Picking a “best of” from a pile of papers is easier said than done. Beta-readers can only help you as far as quality is concerned. But quality does not guarantee sales. And beta-readers are not the same as the general public.
Yes, I agree that some of our stuff shouldn’t leave our houses. Some of our stories are just bad. And we should either fix them or discard them. But then there are stories that we feel are just good, just functional enough to find an audience… and often, as an irony of fate, the public loves those.
In the end, I believe that the only way of finding out if your story is good or great or just mediocre is to release it. And see if readers love it or not.
Writing for five years on a hundred short stories and picking the ones you believe to be the best is not a good way to go at this. But there is one great advice to follow. Time.
In this battle of quality vs. quantity, when so many writers are just trying to release at least one title each year, when audiences are growing so hungry, the answer is time. It’s something all writers should think about.
Whether or not they’re willing to spend more time refining a certain piece of work. To tie up all the loose ends, to make the writing really shine. It’s also a question of whether they’re willing to spend 3 years working on a novel, only to enjoy moderate success. Or no success at all. It’s hit and miss, actually.

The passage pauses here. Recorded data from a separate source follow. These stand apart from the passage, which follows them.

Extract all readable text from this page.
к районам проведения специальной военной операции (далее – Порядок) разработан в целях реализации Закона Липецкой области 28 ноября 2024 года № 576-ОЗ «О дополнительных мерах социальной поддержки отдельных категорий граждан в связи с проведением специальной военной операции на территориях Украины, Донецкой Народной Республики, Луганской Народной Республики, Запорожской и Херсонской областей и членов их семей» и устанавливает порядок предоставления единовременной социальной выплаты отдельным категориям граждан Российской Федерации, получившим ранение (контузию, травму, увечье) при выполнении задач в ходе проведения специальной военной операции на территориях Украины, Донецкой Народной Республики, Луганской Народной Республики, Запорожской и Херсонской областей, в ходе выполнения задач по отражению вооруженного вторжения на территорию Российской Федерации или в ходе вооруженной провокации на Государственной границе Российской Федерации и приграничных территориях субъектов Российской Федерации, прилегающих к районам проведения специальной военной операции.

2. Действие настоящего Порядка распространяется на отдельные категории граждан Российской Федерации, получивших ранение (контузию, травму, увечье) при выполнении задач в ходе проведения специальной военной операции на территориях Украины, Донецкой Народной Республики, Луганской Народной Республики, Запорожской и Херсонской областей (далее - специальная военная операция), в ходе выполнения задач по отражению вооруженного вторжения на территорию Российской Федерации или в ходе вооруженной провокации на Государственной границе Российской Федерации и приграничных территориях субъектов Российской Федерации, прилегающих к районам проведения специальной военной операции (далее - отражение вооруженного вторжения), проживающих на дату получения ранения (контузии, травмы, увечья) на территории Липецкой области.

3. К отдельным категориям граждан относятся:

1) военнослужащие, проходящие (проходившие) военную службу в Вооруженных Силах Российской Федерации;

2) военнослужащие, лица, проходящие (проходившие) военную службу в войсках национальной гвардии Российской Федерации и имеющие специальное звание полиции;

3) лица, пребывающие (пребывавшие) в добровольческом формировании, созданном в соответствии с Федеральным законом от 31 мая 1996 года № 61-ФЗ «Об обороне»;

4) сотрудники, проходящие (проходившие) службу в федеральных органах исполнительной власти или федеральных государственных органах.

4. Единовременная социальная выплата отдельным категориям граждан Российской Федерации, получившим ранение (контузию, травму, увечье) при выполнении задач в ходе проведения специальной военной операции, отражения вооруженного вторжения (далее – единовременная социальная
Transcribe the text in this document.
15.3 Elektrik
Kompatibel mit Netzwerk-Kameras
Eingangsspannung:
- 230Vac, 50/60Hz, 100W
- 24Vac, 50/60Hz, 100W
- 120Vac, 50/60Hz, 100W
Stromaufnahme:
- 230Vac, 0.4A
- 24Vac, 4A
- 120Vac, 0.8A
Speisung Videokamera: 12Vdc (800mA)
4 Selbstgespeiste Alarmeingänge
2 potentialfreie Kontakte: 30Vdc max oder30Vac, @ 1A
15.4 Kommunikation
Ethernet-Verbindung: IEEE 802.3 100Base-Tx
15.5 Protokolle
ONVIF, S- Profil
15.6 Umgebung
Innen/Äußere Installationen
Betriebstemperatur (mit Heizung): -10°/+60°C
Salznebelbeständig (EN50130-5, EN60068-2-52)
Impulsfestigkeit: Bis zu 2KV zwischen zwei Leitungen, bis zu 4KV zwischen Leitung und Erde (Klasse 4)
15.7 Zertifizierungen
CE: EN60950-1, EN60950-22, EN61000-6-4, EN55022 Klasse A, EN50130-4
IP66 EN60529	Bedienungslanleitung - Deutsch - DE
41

That’s why I understand that some writers might focus on quantity, trying to deliver anywhere between 1 to 4-5 novels per year, hoping that sales of one book will take off, while others focus on quality, publishing a novel every 5 to 10 years.
As with a lot that has to do with either writing or publishing, there is no universal answer. Every writer has to find his own answer, whether he’s capable of delivering a good enough product every 4 months, whether he can sacrifice enough of the quality, just so he can hope that one novel will become the next Great American Novel.